Selon l’Agefi qui cite une source proche du dossier, le Fonds stratégique d’investissement (FSI) serait «prêt à prendre un mandat de gestion du FRR» en cas d’opportunité. Cette adjonction permettrait au FSI d’accroître sa force d’investissement, précise le quotidien.
Selon l’Agefi, depuis fin 2008, l’assureur français s’est doté d’une plate-forme mondiale, baptisée Axa Global Distributors, dédiée à la commercialisation auprès de réseaux tiers de ses produits d’assurance vie dits «variables annuities» - des produits en unités de compte qui permettent d’investir en Bourse tout en étant protégé contre les baisses des marchés. L’objectif de l’entreprise est de travailler avec toutes les compagnies d’assurance du groupe afin de nouer des accords de distribution en Europe et en Asie, hors Japon, avec des banques ou des conseillers en gestion de patrimoine.

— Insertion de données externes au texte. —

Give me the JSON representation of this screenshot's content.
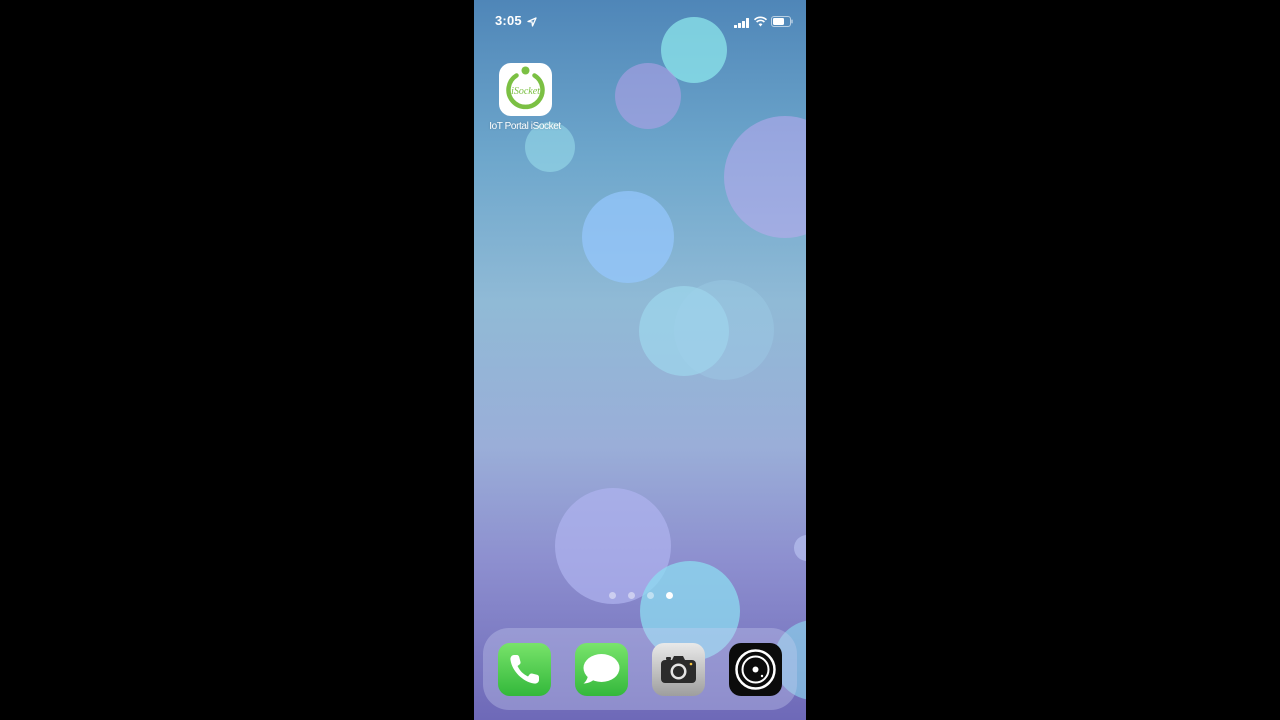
{
  "status_bar": {
    "time": "3:05",
    "icons": [
      "location-arrow-icon",
      "cellular-signal-icon",
      "wifi-icon",
      "battery-icon"
    ]
  },
  "home_screen": {
    "apps": [
      {
        "label": "IoT Portal iSocket",
        "icon_text": "iSocket",
        "icon": "isocket-power-icon",
        "accent": "#7bc043"
      }
    ],
    "page_count": 4,
    "active_page": 4
  },
  "dock": {
    "apps": [
      {
        "icon": "phone-icon",
        "color": "#4cd964"
      },
      {
        "icon": "messages-icon",
        "color": "#4cd964"
      },
      {
        "icon": "camera-icon",
        "color": "#b0b0b0"
      },
      {
        "icon": "watch-app-icon",
        "color": "#000000"
      }
    ]
  }
}
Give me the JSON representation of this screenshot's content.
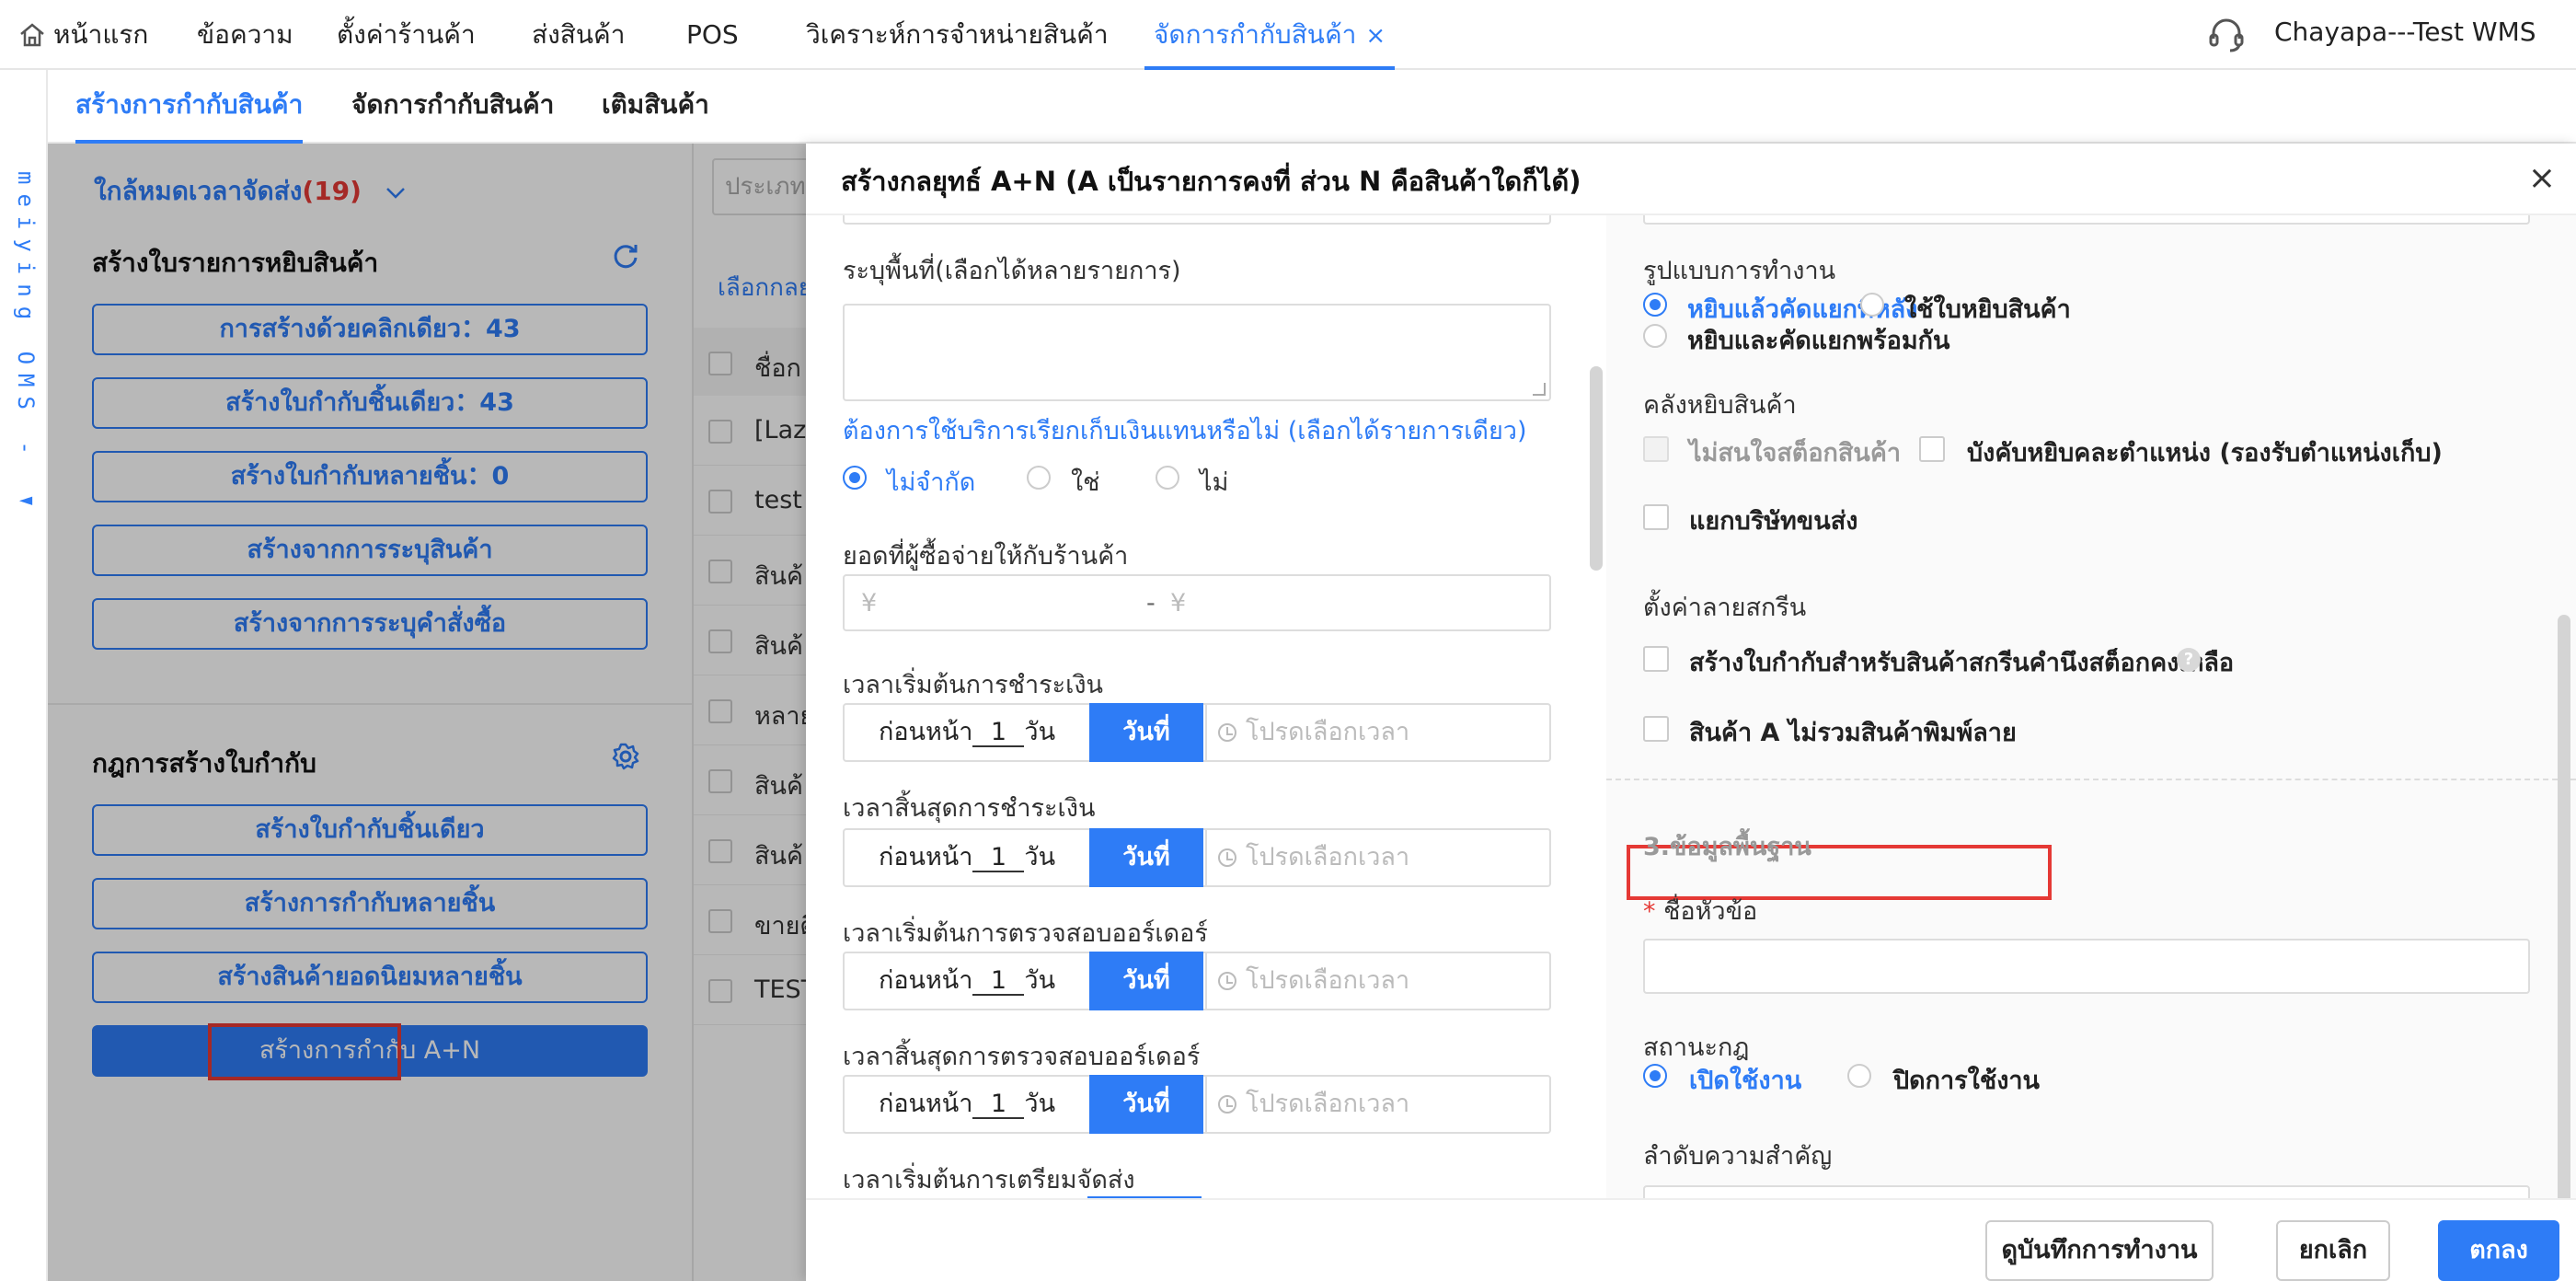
{
  "topnav": {
    "home": "หน้าแรก",
    "items": [
      "ข้อความ",
      "ตั้งค่าร้านค้า",
      "ส่งสินค้า",
      "POS",
      "วิเคราะห์การจำหน่ายสินค้า"
    ],
    "active": "จัดการกำกับสินค้า",
    "close": "×",
    "user": "Chayapa---Test WMS"
  },
  "vertical_text": "meiying OMS - ◄",
  "subtabs": [
    "สร้างการกำกับสินค้า",
    "จัดการกำกับสินค้า",
    "เติมสินค้า"
  ],
  "left": {
    "timeout_label": "ใกล้หมดเวลาจัดส่ง",
    "timeout_count": "(19)",
    "section1": "สร้างใบรายการหยิบสินค้า",
    "buttons1": [
      "การสร้างด้วยคลิกเดียว：43",
      "สร้างใบกำกับชิ้นเดียว：43",
      "สร้างใบกำกับหลายชิ้น：0",
      "สร้างจากการระบุสินค้า",
      "สร้างจากการระบุคำสั่งซื้อ"
    ],
    "section2": "กฎการสร้างใบกำกับ",
    "buttons2": [
      "สร้างใบกำกับชิ้นเดียว",
      "สร้างการกำกับหลายชิ้น",
      "สร้างสินค้ายอดนิยมหลายชิ้น"
    ],
    "primary_button": "สร้างการกำกับ A+N"
  },
  "middle": {
    "input_placeholder": "ประเภท",
    "link": "เลือกกลย",
    "header": "ชื่อก",
    "rows": [
      "[Laza",
      "test",
      "สินค้",
      "สินค้",
      "หลาย",
      "สินค้",
      "สินค้",
      "ขายดี",
      "TEST"
    ]
  },
  "modal": {
    "title": "สร้างกลยุทธ์ A+N   (A เป็นรายการคงที่ ส่วน N คือสินค้าใดก็ได้)",
    "close": "×",
    "left": {
      "area_label": "ระบุพื้นที่(เลือกได้หลายรายการ)",
      "cod_label": "ต้องการใช้บริการเรียกเก็บเงินแทนหรือไม่ (เลือกได้รายการเดียว)",
      "cod_options": [
        "ไม่จำกัด",
        "ใช่",
        "ไม่"
      ],
      "amount_label": "ยอดที่ผู้ซื้อจ่ายให้กับร้านค้า",
      "amount_from": "¥",
      "amount_sep": "-",
      "amount_to": "¥",
      "time_rows": [
        {
          "label": "เวลาเริ่มต้นการชำระเงิน",
          "pre": "ก่อนหน้า",
          "num": "1",
          "unit": "วัน",
          "day": "วันที่",
          "time": "โปรดเลือกเวลา"
        },
        {
          "label": "เวลาสิ้นสุดการชำระเงิน",
          "pre": "ก่อนหน้า",
          "num": "1",
          "unit": "วัน",
          "day": "วันที่",
          "time": "โปรดเลือกเวลา"
        },
        {
          "label": "เวลาเริ่มต้นการตรวจสอบออร์เดอร์",
          "pre": "ก่อนหน้า",
          "num": "1",
          "unit": "วัน",
          "day": "วันที่",
          "time": "โปรดเลือกเวลา"
        },
        {
          "label": "เวลาสิ้นสุดการตรวจสอบออร์เดอร์",
          "pre": "ก่อนหน้า",
          "num": "1",
          "unit": "วัน",
          "day": "วันที่",
          "time": "โปรดเลือกเวลา"
        }
      ],
      "last_label": "เวลาเริ่มต้นการเตรียมจัดส่ง"
    },
    "right": {
      "workmode_label": "รูปแบบการทำงาน",
      "workmode_options": [
        "หยิบแล้วคัดแยกทีหลัง",
        "ใช้ใบหยิบสินค้า",
        "หยิบและคัดแยกพร้อมกัน"
      ],
      "warehouse_label": "คลังหยิบสินค้า",
      "stock_option": "ไม่สนใจสต็อกสินค้า",
      "force_option": "บังคับหยิบคละตำแหน่ง (รองรับตำแหน่งเก็บ)",
      "carrier_option": "แยกบริษัทขนส่ง",
      "screen_label": "ตั้งค่าลายสกรีน",
      "screen_option1": "สร้างใบกำกับสำหรับสินค้าสกรีนคำนึงสต็อกคงเหลือ",
      "screen_option2": "สินค้า A ไม่รวมสินค้าพิมพ์ลาย",
      "help": "?",
      "basic_section": "3.ข้อมูลพื้นฐาน",
      "required_mark": "*",
      "name_label": "ชื่อหัวข้อ",
      "status_label": "สถานะกฎ",
      "status_options": [
        "เปิดใช้งาน",
        "ปิดการใช้งาน"
      ],
      "priority_label": "ลำดับความสำคัญ"
    },
    "footer": {
      "log": "ดูบันทึกการทำงาน",
      "cancel": "ยกเลิก",
      "ok": "ตกลง"
    }
  },
  "colors": {
    "accent": "#2e7cf6",
    "highlight": "#e53935"
  }
}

Le marché des «variable annuities» devrait en effet peser 75 milliards d’euros en 2015. D’ores et déjà, l’assureur a signé en France plusieurs partenariats, notamment avec Cortalconsors ou LCL Banque Privée (cf. article par ailleurs). Si elle est pour l’heure réservée aux «variables annuities», il n’est pas exclu qu’Axa Global Distributors puisse, à terme, distribuer d’autres produits d’assurance du groupe.

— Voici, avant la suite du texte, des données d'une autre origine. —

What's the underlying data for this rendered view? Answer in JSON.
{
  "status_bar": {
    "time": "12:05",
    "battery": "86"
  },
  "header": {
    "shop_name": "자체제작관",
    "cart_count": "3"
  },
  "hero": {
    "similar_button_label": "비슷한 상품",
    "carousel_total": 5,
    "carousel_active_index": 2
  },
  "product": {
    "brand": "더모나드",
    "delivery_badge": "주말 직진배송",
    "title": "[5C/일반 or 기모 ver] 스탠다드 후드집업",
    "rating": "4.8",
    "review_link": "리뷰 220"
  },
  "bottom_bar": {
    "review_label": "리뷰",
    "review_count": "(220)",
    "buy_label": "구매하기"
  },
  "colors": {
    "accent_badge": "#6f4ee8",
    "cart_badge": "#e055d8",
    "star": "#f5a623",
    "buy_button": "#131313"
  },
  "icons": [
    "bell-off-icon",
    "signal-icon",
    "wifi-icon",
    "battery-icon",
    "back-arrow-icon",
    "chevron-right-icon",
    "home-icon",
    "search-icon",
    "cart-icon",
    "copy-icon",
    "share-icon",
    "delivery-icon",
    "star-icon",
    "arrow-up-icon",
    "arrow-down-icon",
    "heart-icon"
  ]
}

NewAlpha, la structure d’incubation et filiale du groupe OFI, a annoncé mercredi 26 mai le recrutement de Clarisse Anger au poste de directeur de la clientèle institutionnelle de la société. Jusqu’en 2009, l’impétrante occupait la fonction de responsable de la vente des fonds alternatifs en Europe chez Dexia Asset Management. En pratique, NewAlpha permet à des institutionnels d’investir via un fonds dans des fonds incubés afin d’accompagner leur développement tant en matière d’encours que de structuration, et de partager la croissance de la société de gestion en question. La nomination de Clarisse Anger, qui a débuté sa carrière à la Banque du Louvre, coïncide avec les ambitions affichées de NewAlpha d'élargir le cercle des investisseurs dans le cadre de son activité d’incubateur. A ce titre, la société doit dans quelques jours annoncer officiellement le lancement d’un nouveau fonds de fonds d’incubation NAG 4. En chiffres, la filiale du groupe OFI qui précise étudier environ 250 dossiers par an n’en a sélectionné «de façon opportuniste» que quatorze depuis la création de l’entreprise en 2004 pour un montant cumulé représentant 400 millions d’euros.

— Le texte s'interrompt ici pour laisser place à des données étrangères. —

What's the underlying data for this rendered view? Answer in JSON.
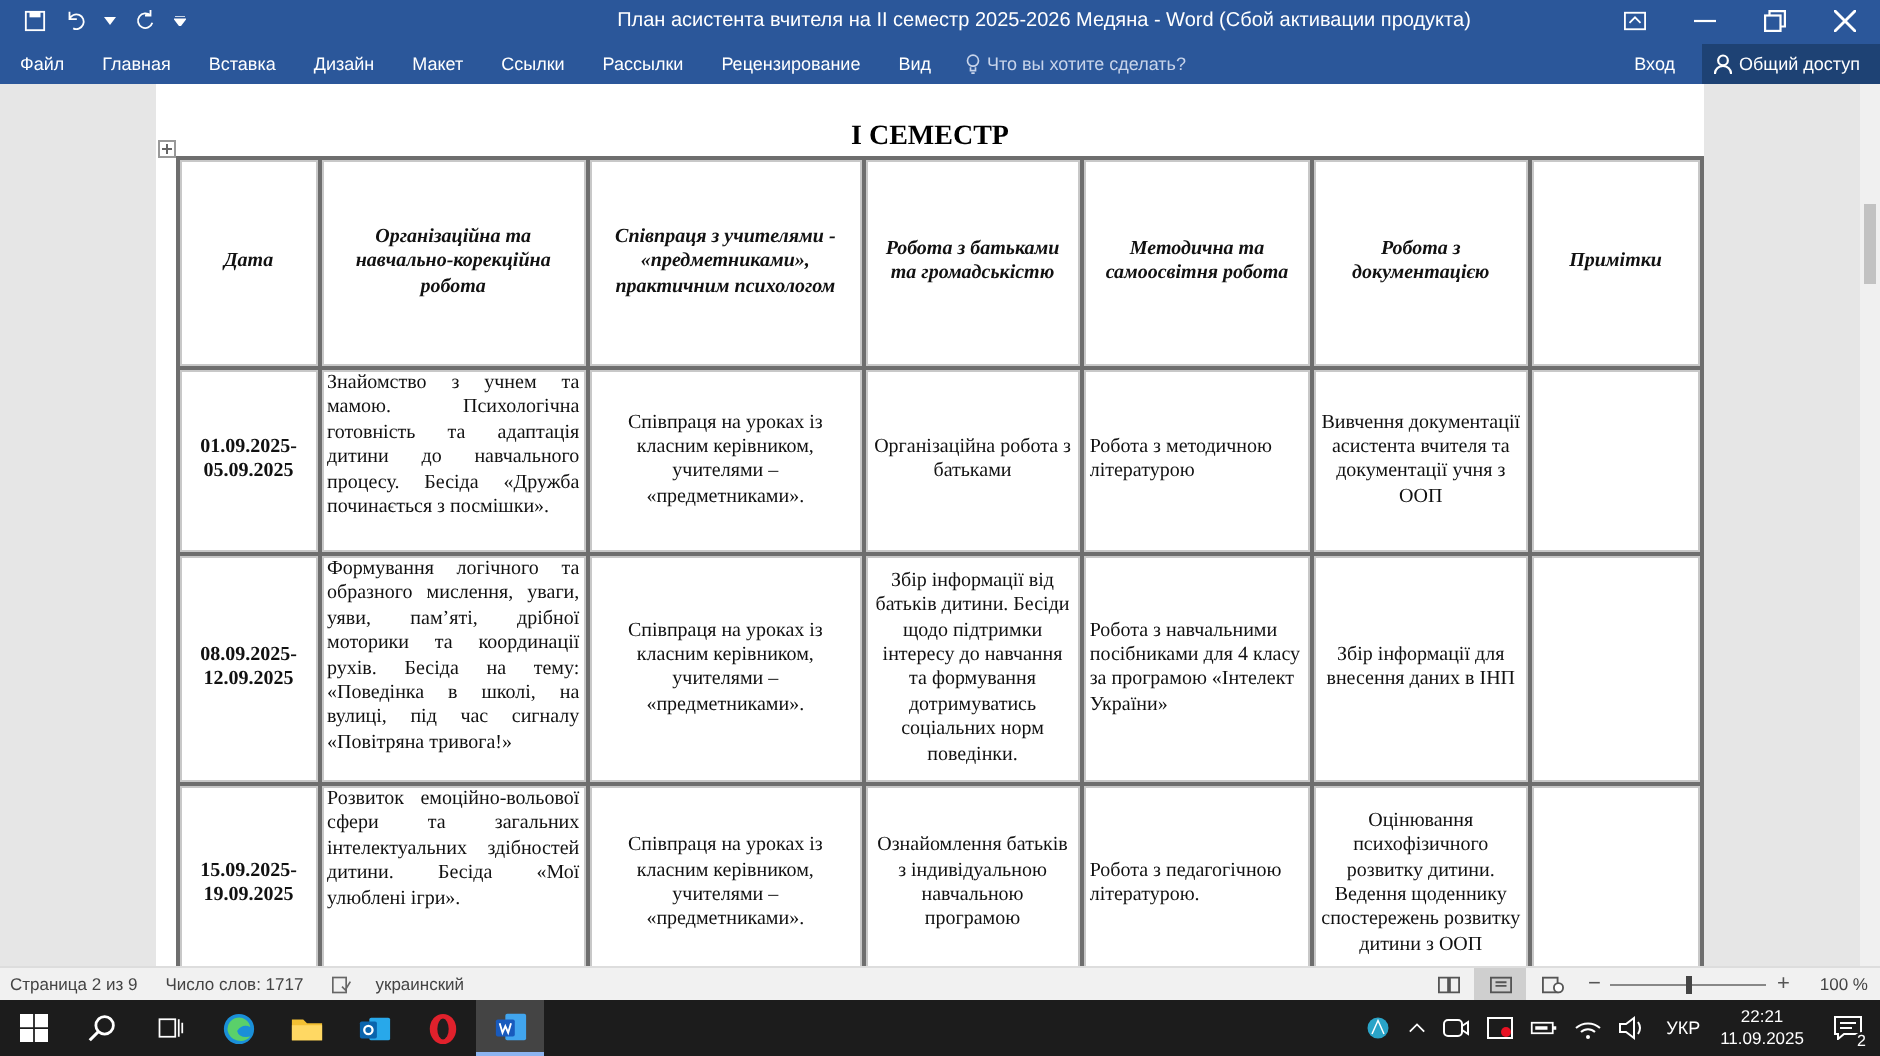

L’Agefi rapporte que dans dans un jugement du 27 mai 2010, le Tribunal de grande instance de Nanterre a débouté Total et sept de ses cadres de leurs prétentions contre Bruno Henri, l’ancien président du fonds d’actionnariat salarié du pétrolier.Avec 3% du capital, mais 9,5% des droits de vote, le fonds avait pesé sur le vote à l’AG, notamment par un avis négatif sur le renouvellement de certains administrateurs, note le quotidien.
L’allemand Deka Immobilien a acheté pour 49 millions d’euros un complexe de bureaux à La Haye pour son fonds immobilier offert au public WestInvest InterSelect. Cet ensemble de 18.700 mètres carrés est le siège de Nederlandse Organisatie voor Wetenschappelijk Onderzoek (NWO), un organisme quasi-gouvernemental de promotion de la recherche scientifique. Le vendeur est ASR Property Fund N.V., filiale de l’assureur ASR Nederland.